George Jones died today. When he was a young man, famous for his hard lifestyle of drink and drugs and for outbursts of anger, nobody would have expected him ever to be an old man. But his fourth wife Nancy, with whom he just celebrated his thirtieth wedding anniversary, helped him settle into a more sustainable life and live to the respectable age of 81.
Most of us are able to keep our failures more or less private. We make mistakes, but the selves we present to the world are our better selves. Things didn’t work out that way for George Jones. Any pleasure he took from the adulation of his many fans was surely tempered by the fact that those fans also knew of his personal failings. Everybody knew the story of the time he piloted a riding lawnmower to the liquor store because his wife had taken away his car keys [ed. that liquor store is one block from the Rabbit Room office, by the way]. They knew about the trashed motel rooms, the fistfights, the holes he shot in the floor of his tour bus. An anecdote is just a sad story told for laughs; George Jones was the subject of more than his share of anecdotes.

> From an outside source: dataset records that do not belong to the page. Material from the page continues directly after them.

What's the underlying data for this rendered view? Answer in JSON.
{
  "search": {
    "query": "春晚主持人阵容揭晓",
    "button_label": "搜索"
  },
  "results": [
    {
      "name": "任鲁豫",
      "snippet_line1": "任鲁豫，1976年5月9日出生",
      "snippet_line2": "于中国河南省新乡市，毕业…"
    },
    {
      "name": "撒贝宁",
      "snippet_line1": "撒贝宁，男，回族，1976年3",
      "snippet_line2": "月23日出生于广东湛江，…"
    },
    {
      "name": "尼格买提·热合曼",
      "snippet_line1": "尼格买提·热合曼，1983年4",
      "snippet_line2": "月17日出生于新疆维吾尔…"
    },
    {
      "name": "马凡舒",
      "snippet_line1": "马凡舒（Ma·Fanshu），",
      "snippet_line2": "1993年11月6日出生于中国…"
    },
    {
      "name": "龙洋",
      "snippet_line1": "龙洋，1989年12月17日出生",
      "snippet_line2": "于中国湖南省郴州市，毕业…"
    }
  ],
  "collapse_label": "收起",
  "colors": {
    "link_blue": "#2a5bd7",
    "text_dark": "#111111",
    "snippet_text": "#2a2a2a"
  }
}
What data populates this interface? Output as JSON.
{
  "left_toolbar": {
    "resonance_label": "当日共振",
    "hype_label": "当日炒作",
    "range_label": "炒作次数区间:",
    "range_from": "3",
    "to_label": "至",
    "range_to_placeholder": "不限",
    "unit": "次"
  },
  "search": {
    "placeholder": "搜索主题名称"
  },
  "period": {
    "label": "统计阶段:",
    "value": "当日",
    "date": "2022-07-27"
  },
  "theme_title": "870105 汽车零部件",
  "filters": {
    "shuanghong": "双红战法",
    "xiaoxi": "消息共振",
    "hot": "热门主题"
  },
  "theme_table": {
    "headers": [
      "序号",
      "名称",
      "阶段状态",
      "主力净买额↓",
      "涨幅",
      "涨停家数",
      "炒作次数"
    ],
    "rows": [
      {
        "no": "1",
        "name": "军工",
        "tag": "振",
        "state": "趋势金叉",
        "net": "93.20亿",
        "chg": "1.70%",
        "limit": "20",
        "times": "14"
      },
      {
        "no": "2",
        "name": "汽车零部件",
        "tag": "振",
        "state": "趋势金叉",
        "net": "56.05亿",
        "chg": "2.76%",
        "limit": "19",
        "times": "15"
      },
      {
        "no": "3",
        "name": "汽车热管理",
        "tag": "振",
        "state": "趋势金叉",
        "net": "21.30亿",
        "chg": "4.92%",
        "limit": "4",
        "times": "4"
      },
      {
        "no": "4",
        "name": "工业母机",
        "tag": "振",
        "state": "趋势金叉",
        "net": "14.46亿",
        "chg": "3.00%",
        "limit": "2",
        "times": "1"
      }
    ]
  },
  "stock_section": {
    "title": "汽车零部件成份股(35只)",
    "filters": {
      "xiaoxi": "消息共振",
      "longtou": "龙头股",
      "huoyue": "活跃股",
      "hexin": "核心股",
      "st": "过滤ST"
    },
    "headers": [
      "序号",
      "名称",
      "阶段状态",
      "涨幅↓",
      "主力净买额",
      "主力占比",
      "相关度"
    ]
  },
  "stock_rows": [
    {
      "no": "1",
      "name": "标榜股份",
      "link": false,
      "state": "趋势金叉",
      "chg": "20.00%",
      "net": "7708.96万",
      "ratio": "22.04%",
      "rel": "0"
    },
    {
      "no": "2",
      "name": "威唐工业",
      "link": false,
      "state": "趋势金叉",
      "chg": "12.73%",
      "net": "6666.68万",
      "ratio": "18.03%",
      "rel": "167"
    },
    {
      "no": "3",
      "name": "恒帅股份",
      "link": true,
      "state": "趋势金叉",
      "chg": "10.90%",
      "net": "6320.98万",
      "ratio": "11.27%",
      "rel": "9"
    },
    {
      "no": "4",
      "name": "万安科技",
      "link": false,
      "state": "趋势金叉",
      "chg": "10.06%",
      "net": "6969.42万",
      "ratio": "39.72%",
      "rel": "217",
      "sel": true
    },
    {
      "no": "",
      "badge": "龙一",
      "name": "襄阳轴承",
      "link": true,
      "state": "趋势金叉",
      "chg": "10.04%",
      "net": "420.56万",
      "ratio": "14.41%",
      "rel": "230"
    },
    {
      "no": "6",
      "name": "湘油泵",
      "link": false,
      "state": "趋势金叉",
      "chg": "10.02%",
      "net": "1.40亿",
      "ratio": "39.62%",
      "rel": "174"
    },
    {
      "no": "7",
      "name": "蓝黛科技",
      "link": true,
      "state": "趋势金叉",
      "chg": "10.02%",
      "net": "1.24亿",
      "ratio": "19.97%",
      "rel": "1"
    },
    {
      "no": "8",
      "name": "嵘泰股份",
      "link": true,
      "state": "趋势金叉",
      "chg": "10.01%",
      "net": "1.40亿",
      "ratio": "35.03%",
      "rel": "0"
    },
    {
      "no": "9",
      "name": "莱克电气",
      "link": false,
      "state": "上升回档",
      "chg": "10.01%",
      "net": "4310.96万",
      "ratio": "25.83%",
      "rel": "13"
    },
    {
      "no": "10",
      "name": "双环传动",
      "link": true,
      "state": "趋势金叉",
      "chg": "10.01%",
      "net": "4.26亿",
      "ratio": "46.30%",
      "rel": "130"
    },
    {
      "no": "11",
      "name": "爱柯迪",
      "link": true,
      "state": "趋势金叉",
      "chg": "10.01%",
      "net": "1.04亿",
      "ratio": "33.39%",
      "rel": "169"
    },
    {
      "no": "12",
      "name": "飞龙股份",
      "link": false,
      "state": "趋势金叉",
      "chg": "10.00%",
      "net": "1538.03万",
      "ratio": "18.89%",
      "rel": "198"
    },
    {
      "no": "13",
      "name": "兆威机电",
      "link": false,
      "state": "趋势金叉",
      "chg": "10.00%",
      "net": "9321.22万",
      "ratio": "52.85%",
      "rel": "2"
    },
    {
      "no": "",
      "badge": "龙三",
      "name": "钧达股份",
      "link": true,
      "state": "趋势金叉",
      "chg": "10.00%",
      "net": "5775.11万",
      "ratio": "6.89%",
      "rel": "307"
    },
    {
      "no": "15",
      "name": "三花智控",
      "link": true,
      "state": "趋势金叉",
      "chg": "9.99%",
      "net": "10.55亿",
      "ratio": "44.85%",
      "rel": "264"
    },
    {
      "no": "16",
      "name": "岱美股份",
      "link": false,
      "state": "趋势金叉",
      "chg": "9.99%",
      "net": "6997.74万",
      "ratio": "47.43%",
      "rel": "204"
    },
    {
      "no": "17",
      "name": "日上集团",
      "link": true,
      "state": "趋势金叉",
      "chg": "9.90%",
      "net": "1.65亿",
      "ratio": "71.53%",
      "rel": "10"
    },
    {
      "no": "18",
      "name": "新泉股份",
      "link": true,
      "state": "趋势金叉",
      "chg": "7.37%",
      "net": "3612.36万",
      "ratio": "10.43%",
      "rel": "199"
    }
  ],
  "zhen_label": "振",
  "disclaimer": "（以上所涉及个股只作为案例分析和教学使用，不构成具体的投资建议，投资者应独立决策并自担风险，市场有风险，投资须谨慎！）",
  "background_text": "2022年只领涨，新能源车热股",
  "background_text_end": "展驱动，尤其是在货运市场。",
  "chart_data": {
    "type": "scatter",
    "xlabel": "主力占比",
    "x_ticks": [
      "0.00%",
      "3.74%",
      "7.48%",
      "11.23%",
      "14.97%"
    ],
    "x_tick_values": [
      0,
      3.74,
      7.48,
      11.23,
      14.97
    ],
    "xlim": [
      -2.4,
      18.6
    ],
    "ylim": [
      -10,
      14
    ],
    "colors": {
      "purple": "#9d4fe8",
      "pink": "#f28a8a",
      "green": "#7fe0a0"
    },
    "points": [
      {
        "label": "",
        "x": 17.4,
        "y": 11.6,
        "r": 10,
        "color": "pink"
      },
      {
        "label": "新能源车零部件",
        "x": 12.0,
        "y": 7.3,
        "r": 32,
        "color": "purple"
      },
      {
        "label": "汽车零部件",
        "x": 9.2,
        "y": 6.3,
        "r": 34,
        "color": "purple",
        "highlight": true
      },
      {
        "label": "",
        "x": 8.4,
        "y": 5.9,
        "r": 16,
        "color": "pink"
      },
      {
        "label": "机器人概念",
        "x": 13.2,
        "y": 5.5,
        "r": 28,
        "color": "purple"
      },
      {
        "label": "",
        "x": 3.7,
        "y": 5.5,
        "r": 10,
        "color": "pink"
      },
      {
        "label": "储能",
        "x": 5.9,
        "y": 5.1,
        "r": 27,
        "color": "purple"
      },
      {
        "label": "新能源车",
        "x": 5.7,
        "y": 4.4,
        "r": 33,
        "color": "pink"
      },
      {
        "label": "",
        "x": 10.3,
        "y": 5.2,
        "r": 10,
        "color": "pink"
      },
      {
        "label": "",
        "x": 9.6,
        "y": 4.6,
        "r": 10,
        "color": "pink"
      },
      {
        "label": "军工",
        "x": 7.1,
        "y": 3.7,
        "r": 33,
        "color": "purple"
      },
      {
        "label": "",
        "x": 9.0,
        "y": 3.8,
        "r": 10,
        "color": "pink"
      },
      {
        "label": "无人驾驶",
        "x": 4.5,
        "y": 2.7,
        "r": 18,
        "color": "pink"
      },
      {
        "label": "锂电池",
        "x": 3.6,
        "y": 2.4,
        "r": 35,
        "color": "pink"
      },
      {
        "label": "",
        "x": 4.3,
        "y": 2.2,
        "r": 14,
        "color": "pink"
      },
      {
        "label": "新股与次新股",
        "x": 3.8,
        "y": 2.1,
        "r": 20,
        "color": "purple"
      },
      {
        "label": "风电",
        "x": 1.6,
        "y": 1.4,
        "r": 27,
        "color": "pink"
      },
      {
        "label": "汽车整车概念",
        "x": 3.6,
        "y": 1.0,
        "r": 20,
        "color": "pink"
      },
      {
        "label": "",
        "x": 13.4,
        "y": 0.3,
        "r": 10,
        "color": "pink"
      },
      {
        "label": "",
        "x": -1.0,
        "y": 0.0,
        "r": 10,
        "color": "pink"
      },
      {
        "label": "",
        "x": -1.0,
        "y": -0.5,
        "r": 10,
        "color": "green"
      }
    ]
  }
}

I have written elsewhere about the practice of nicknaming people by their infirmities. Two nicknames stuck with George Jones for most of his life: No Show and Possum—No Show for the many tour dates he missed when he was too drunk to play, and Possum for the close-set eyes and sloping nose that gave him a look reminiscent of North America’s only marsupial. I have often wondered what it would be like to be universally acknowledged as one of the greatest country music vocalists of all time (Waylon Jennings once said, “If we could all sound the way we wanted, we would all sound like George Jones”) and yet still be known as “No Show” or “Possum”–drunk or ugly.
I stopped listening to country radio twenty years ago or more. You might say I quit listening to country radio because country radio quit sounding like George Jones. He hailed from an era when country music’s predominant key was hurt. Mainstream country music these days plucks any number of emotional chords, from the various manifestations of romantic love to daddy-daughter sentimentality to swaggering jingoism to a version of down-home country pride that owes more to focus groups than to any time the songwriters and performers have actually spent on tractors or on Main Street. None of it hurts like “He Stopped Loving Her Today.”
“He Stopped Loving Her Today,” George Jones’s biggest hit, is easily my favorite country song. In fact, I can’t even think what my second-favorite country song might be.
He said I’ll love you ’til I die She told him you’ll forget in time As the years went slowly by She still preyed upon his mind
He kept her picture on his wall Went half crazy now and then He still loved her through it all Hoping she’d come back again
Over-the-top sentimentality, you say? Emotional manipulation? Oh, it’s worse than that. There’s a lap steel mimicking human crying throughout.
He kept some letters by his bed Dated 1962. He had underlined in red Every single ‘I love you.’ I went to see him just today, Oh but I didn’t see no tears– All dressed up to go away, First time I’d seen him smile in years
Now comes the string section—a string section!—to goose up the emotion through the chorus:
He stopped loving her today. They placed a wreath upon his door. And soon they’ll carry him away. He stopped loving her today
And then George Jones launches into a verse of spoken-word with the background singers oo-oo-oohing behind him:
You know she came to see him one last time Oh and we all wondered if she would And it kept running through my mind This time he’s over her for good.
In short, if I were to make a list of things I can’t abide in a country song, “He Stopped Loving Her Today” checks most of them off. George Jones himself reportedly said when he finished recording it, “Nobody’s going to buy that morbid son of a bitch.”
And yet this song stops me in my tracks every time I hear it. I stop what I’m doing, look down at my hands, and halfway wish I had some really good reason to feel sorry for myself.
I don’t mean any of this as a back-handed compliment. I genuinely think it’s a testament to George Jones’s genius that he made such a moving song out of elements that are so manipulative and obvious as to be almost laughable. Nor am I appealing to a “purer” music of an earlier, less commercialized era. I’m saying that there is something real and soulful in George Jones’s voice that can’t be neutered by all that overproduction and emotional button-pushing. That hurt you hear in this song is real hurt, George Jones’s hurt, hard-earned and genuine.
A few years ago my wife was in Bread and Company, a shi-shi bakery and sandwich shop frequented by Ladies Who Lunch. In front of her in line was an older man who turned out to be George Jones. The young man at the cash register recognized him. “Mr. Jones,” he said, “I’d like you to know how much your music has meant to me.”
When my wife first told me that story, it hurt my feelings. “My” George Jones should have been hanging out at Bobby’s Idle Hour drinking beer and eating peanuts, not nibbling on a scone at Bread and Company. But now that I think on it, it makes me happy to know that George Jones made it after all—a respectable old man in a respectable establishment where he was called by his real name—not No Show, not Possum, but Mr. Jones.